Una serie de tormentas ha provocado graves inundaciones en la provincia de Tucumán, al norte de Argentina, lo que ha obligado a evacuar a decenas de personas y ha dejado calles y carreteras sumergidas, árboles caídos y viviendas bajo el agua.

Sin embargo, el domingo por la noche cayeron 170 milímetros en tan solo unas horas, lo que provocó que los ríos se desbordaran y que los niveles de las aguas subterráneas se desbordaran.
El miércoles, el gobernador de Tucumán, Osvaldo Jaldo, visitó la localidad de La Madrid, una de las zonas más afectadas, para supervisar la asistencia que el gobierno provincial está prestando a las familias afectadas.
El miércoles seguía vigente una alerta por tormenta severa mientras continuaban las operaciones de emergencia.
«La gente nunca había vivido una situación como esta. Todas las personas con las que hemos hablado dicen que nunca habían visto llover tanto en tan poco tiempo», declaró Jaldo desde la zona el miércoles.
Las impactantes imágenes televisivas difundidas el miércoles mostraban a más de 200 familias obligadas a abandonar sus hogares para dirigirse a centros de evacuación.

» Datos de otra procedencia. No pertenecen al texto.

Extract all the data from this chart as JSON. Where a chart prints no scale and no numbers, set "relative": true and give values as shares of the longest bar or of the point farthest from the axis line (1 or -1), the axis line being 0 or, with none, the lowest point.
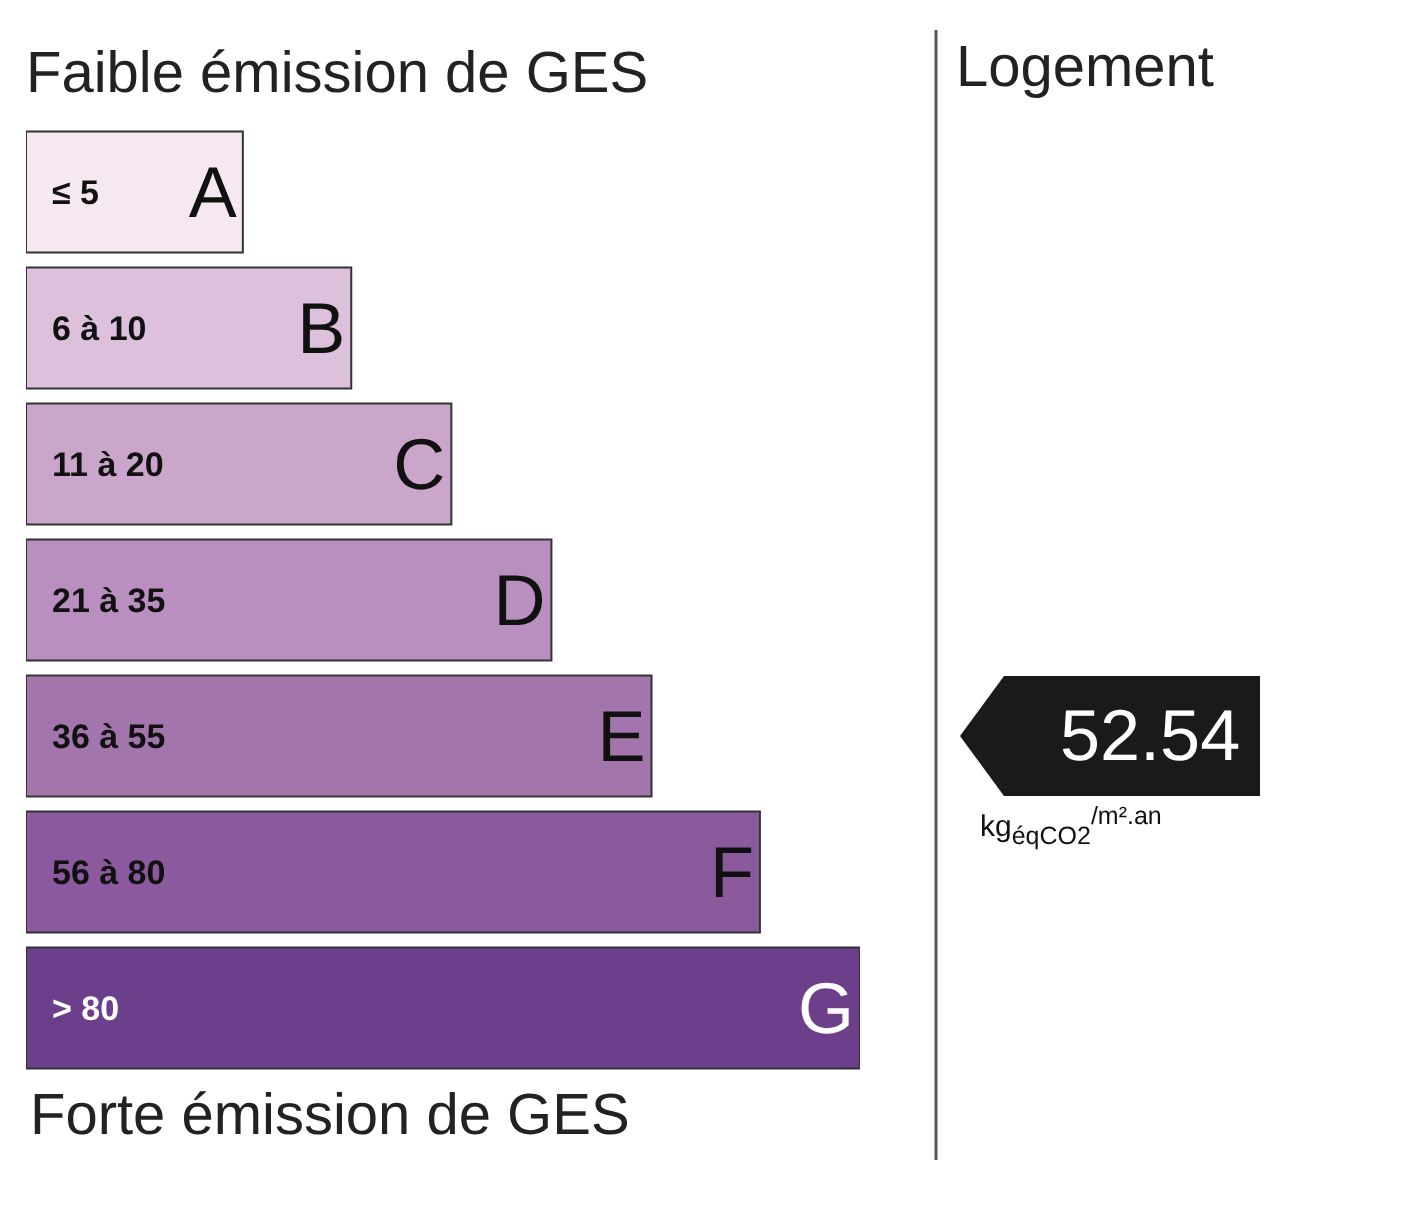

En algunas localidades, las calles se habían convertido en canales y las carreteras en lagunas.
«El agua llegó a mi cuarto de baño, a mi dormitorio y al comedor. Subía por el suelo», declaró el miércoles Dolores Rosa, residente de la localidad de Simoca, al canal de televisión local C5N.
«Estamos pidiendo a las autoridades agua embotellada porque el agua potable sale negra», dijo Rosa.
«Anoche lloré de rabia porque tengo un hijo discapacitado con problemas cardíacos. Si le pasa algo, tengo que irme con él, y todo está inundado», dijo.
En las localidades del sur de Tucumán, se ha visto a muchos residentes vadeando aguas que les llegaban hasta la cintura, cargando sus pertenencias en bolsas de plástico negras, tratando de salvar lo que pudieran. Otros llevaban gatos y perros, rescatándolos del diluvio.
«Cayeron 170 milímetros; no hay ningún río ni sistema de drenaje capaz de soportar esa cantidad», dijo Jaldo durante una rueda de prensa el martes. «El nivel freático está saturado».
El líder peronista señaló que el río Marapa se había desbordado, causando graves daños a las localidades que salpican sus orillas.
En algunas zonas, las aguas han sumergido vehículos enteros y han dejado las carreteras intransitables para los residentes. Algunos han recurrido a pequeñas embarcaciones o kayaks para desplazarse.
El martes, el gobierno provincial suspendió las clases en toda la región hasta el viernes debido a las condiciones meteorológicas adversas.
Las autoridades también han desplegado ayuda de emergencia a través de los Ministerios de Seguridad, Salud y Educación para rescatar a los residentes y prevenir enfermedades relacionadas con las inundaciones, entre otras tareas.
El Servicio Meteorológico Nacional de Argentina ha emitido una alerta amarilla por tormentas severas para el miércoles, y se prevé que las lluvias continúen hasta el viernes.